For Santiago Farrell the main message of the book is the possibility of the Middle East ends up in a sort of “inclusive diversities.” “No one can deny these [ethnic, religious, sectarian etc.] diversities and go against them because they are fundamental. What is needed to be found are ways of coexistence,” he continued mentioning that despite deep political polarization the Argentine society could be an example of inclusion of diversities
After thanking the organizers, panelists and the public, DerGhougassian said that it was the tragic circumstances of the terrorist attacks against the Israeli Embassy in 1992 and the Jewish mutual AMIA in 1994 in Buenos Aires that sparked his interest in the Middle East in Argentina where not only the region was little known but also expertise about it was lacking despite the fact that Syrian-Lebanese and Jewish descendants were respectively the third and fourth most important communities in the country.
“Being born and raised in Lebanon made me a source of reference for commentators and journalists long before I started writing academic papers and Op-Ed columns in the press or giving TV and Radio interviews especially after 9-11,” said DerGhougassian.
However, he warned that the fact of being from the region is not necessarily an insurance to have a better knowledge in the cause-effect relationship of the dynamics of the conflict; less does it guarantee an ability to explain it to a wide audience.
A strong theoretical perspective and a critical attitude are the conditions to overcome the subjectivity trap, he said. Thus, the book is the result of years of studying the region, writing about it and teaching it as a topic at the undergraduate and graduate levels. The book combines the theoretical perspective of the crisis of the State with the political sociology to study the struggle of power in the Middle East from what the author calls “the clash of two nationalisms” to the current “Intra-Islamic religious war”.
After the presentation, a question and answer session gave participants an opportunity to discuss issues of importance to the Middle East.

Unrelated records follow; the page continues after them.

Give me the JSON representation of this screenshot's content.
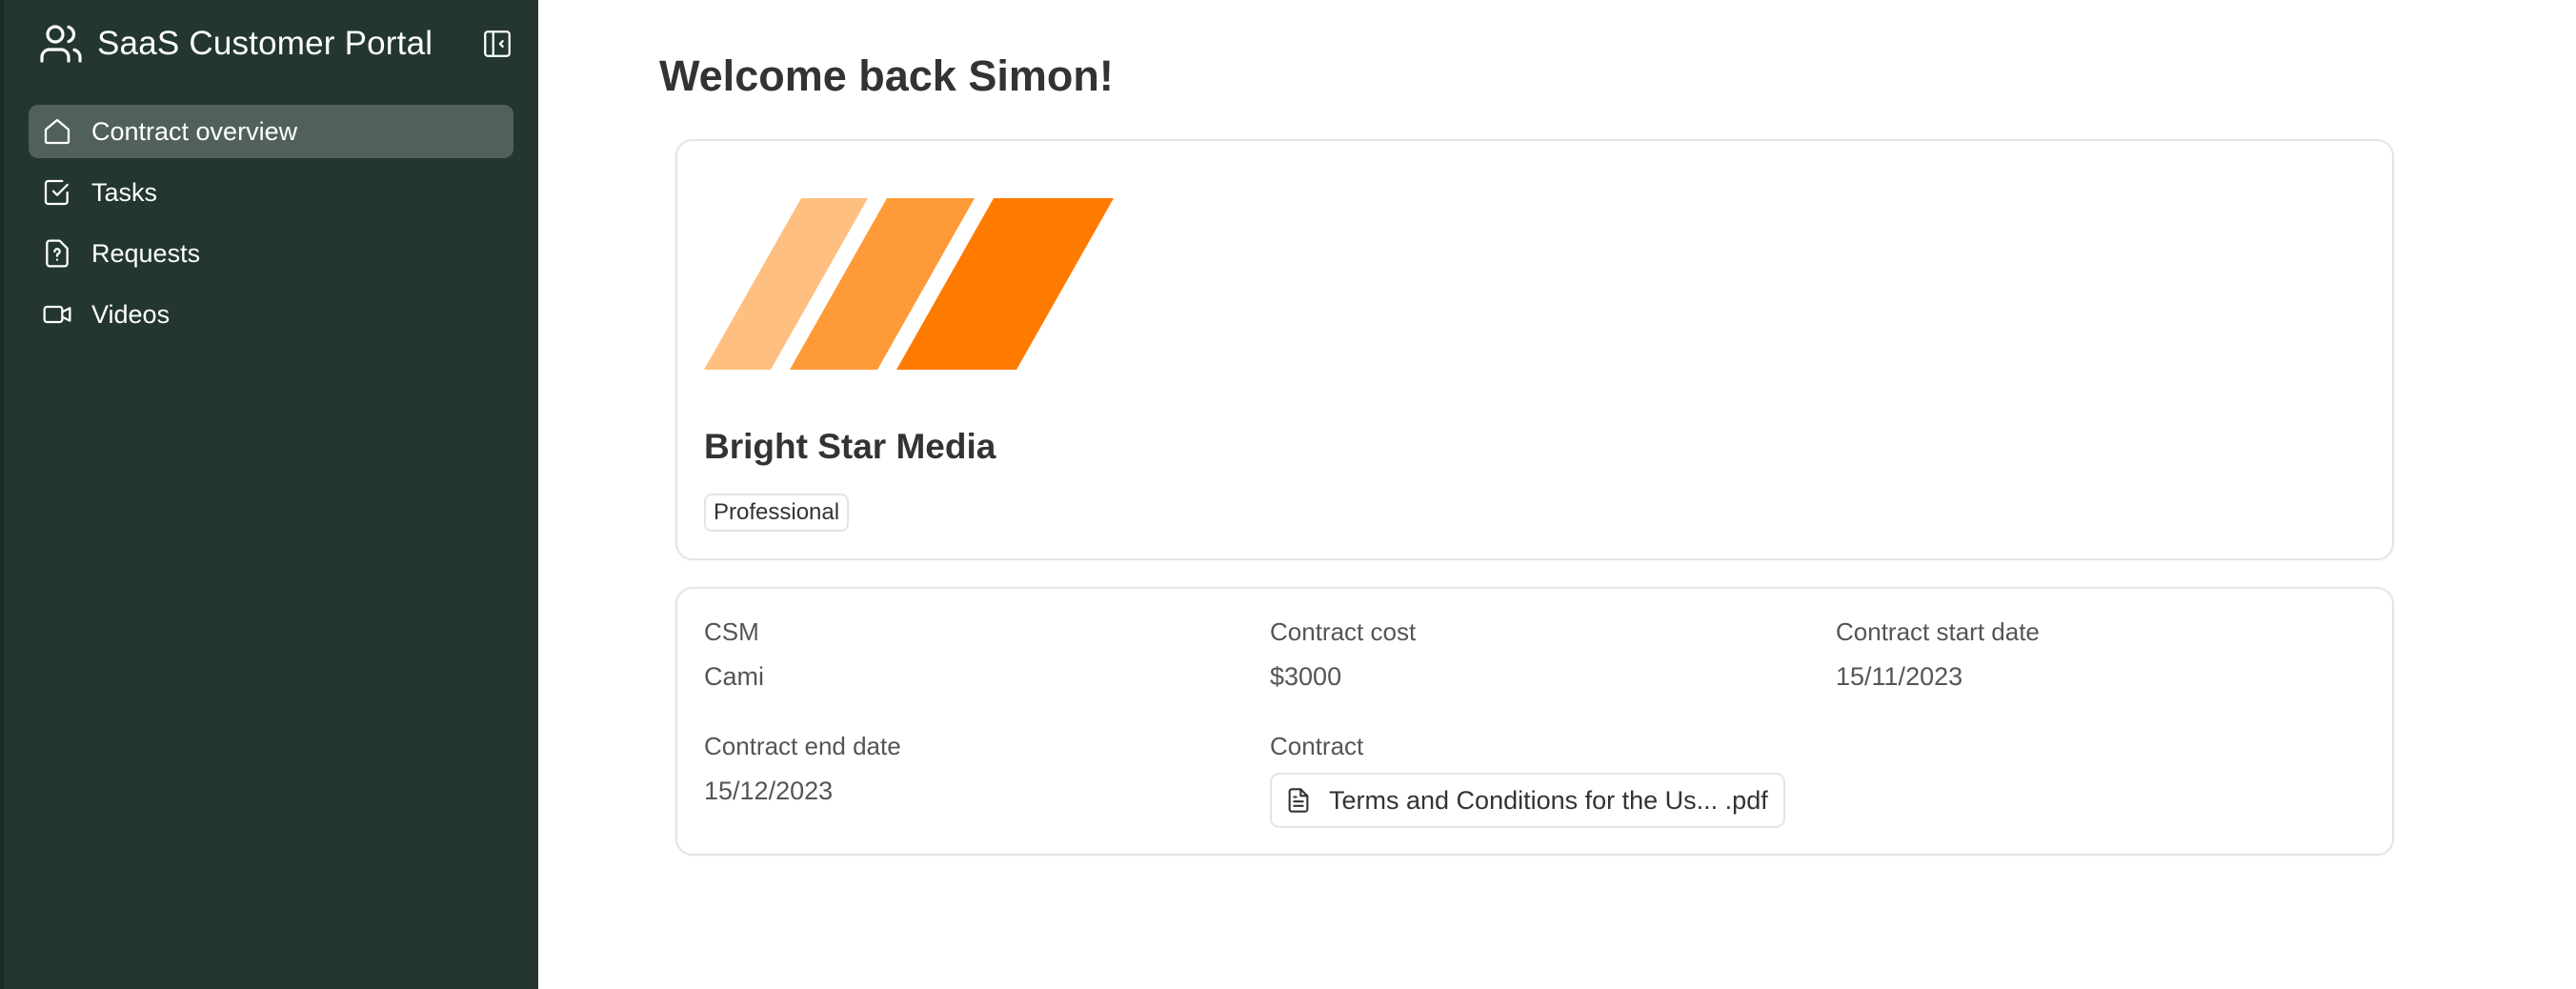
{
  "app": {
    "title": "SaaS Customer Portal"
  },
  "sidebar": {
    "items": [
      {
        "label": "Contract overview",
        "icon": "home-icon",
        "active": true
      },
      {
        "label": "Tasks",
        "icon": "checkbox-icon",
        "active": false
      },
      {
        "label": "Requests",
        "icon": "file-question-icon",
        "active": false
      },
      {
        "label": "Videos",
        "icon": "video-icon",
        "active": false
      }
    ]
  },
  "main": {
    "greeting": "Welcome back Simon!",
    "company": {
      "name": "Bright Star Media",
      "plan": "Professional",
      "logo_colors": [
        "#ffbf80",
        "#ff9a38",
        "#ff7b00"
      ]
    },
    "details": {
      "csm_label": "CSM",
      "csm_value": "Cami",
      "cost_label": "Contract cost",
      "cost_value": "$3000",
      "start_label": "Contract start date",
      "start_value": "15/11/2023",
      "end_label": "Contract end date",
      "end_value": "15/12/2023",
      "contract_label": "Contract",
      "contract_file": "Terms and Conditions for the Us... .pdf"
    }
  },
  "colors": {
    "sidebar_bg": "#233631",
    "sidebar_active": "#516159",
    "text": "#333333"
  }
}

DerGhougassian received a Ph.D. in International Studies from University of Miami in Coral Gables, Fla. with an emphasis on international security. He is the chair of the Theory of International Relations at Universidad Nacional de Lanus (now on leave) and a visiting professor at Universidad Torcuato Di Tella. Previously he taught at Universidad de San Andres and the American University of Armenia. He taught about the Middle East at ISEN, the diplomatic school of Argentina, among other institutions. Born in Lebanon, DerGhougassian moved to Argentina in 1987 to become the editor of Diario ARMENIA, the local Armenian community’s publication. He remained in that position until 1997. Last October he received the Ugarit 2017 prize of the Argentine Syrian-Lebanese Club for his input in the field of culture.
Further presentations of the book are scheduled in coming weeks, including an academic roundtable on December 5 at Universidad Torcuato Di Tella.